Talkee, talkee, talkee, happy talk

Friday, February 17, 2023

(click here to listen to or read today’s scriptures)

Talkee, talkee, talkee, happy talk

The whole world spoke the same language. They said to one another, “Come, let us build ourselves a city and a tower, and so make a name for ourselves. Otherwise we shall be scattered all over the earth.”

This Babel thing. Often I am grateful not to understand the casual conversation around me; if it is in a different language it seems soothing and provides background noise for my own mind, so it can concentrate on its own thoughts. In both Austin and Urbana this happens more often than I expect, since so many internationals are in school or stayed beyond school for a job. Or two.

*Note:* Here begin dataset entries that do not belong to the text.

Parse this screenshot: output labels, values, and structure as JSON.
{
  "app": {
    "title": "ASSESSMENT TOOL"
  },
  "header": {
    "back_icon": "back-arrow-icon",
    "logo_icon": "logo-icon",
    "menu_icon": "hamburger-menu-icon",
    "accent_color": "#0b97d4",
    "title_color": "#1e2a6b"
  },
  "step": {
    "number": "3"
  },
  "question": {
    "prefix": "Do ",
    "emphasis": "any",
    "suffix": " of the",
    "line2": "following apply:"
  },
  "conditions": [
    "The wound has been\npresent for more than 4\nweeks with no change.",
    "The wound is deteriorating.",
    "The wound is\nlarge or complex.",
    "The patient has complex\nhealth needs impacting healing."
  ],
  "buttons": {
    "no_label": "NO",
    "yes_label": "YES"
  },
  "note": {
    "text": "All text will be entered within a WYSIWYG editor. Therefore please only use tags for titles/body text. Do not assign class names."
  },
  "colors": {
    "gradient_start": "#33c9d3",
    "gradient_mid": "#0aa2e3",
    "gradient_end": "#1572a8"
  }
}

Jasper has fallen in love with “Sleep on a Train,” which my sister Mary Kay gave me years ago on a CD. It puts him to sleep in his car seat; it puts me to sleep night after night. Tonight I might try a new sleep tool, five hours of  “The Shipping Forecast” on BBC Radio 4. But if I could get a long recording of the sudden language barriers God threw up at Babel, well that would be just fine too. I think sleep would come. What dreams, too, might come.

The Lord said, “Let us go down there and confuse their language, so that one will not understand what another says.” And then the Lord scattered the people all over the earth, and they stopped building the city.

The Austin City Council fired their city manager yesterday, because he had taken to ignoring them a little too often. Austin’s own version of Babel includes current construction on Texas’ highest skyscraper, along with several recently constructed sky scraping towers, stretching the limits of the law prohibiting any building to be built taller than the Capitol. Fat chance anymore of following that 1931 law. The only places it’s enforced are the “Capitol View Corridors,” but everywhere else the buildings reach for the “big wonderful thing,” as Georgia O’Keefe called the Texas sky.

It was from that place that he scattered them all over the earth.

There are rumors that those “scattered over all the earth,” finally ended up in Texas. Murderers, mostly, and fugitives from that outlandish justice which often prevented them from doing whatever they thought right. Judge Roy Bean led the way. And no question, the early nineteenth century Texians uprooted the previous owners’ Mexican Catholic roots. Coming from the Bible Belt of the USA they hearkened unto Methodism and other Protestant solutions.

By now, here in Austin, we live amid a fantastical mix of Mexico and the United States, the food is rightly called Tex-Mex, and many of the preachers are as intense as the ghost peppers popular all around the town. The towers rise to the sky, the City Council strives to speak for all of us, and God looks down from heaven.

From his fixed throne he beholds all who dwell on the earth, He who fashioned the heart of each, He who knows all their works.

Governor Abbott is on the hotseat this week for calling on an end to affirmative action and any focus on diversity rather than merit in hiring practices. In opposition, a group of legislators asked the athletic world to withdraw any championships scheduled to be held in Texas if he doesn’t recant.

I doubt if they understand each other, the governor and his legislative opponents. Anyway, I don’t expect he’ll recant. The US Supreme Court will either help him out or not, later this year. I imagine this lifelong Texan enjoys the battle, win or lose. Who says Babel was just a town in the early days of human history?

Whoever wishes to come after me must deny himself, take up his cross, and follow me. For whoever wishes to save his life will lose it, but whoever loses his life for my sake and that of the Gospel will save it. What profit is there for one to gain the whole world, but lose his soul?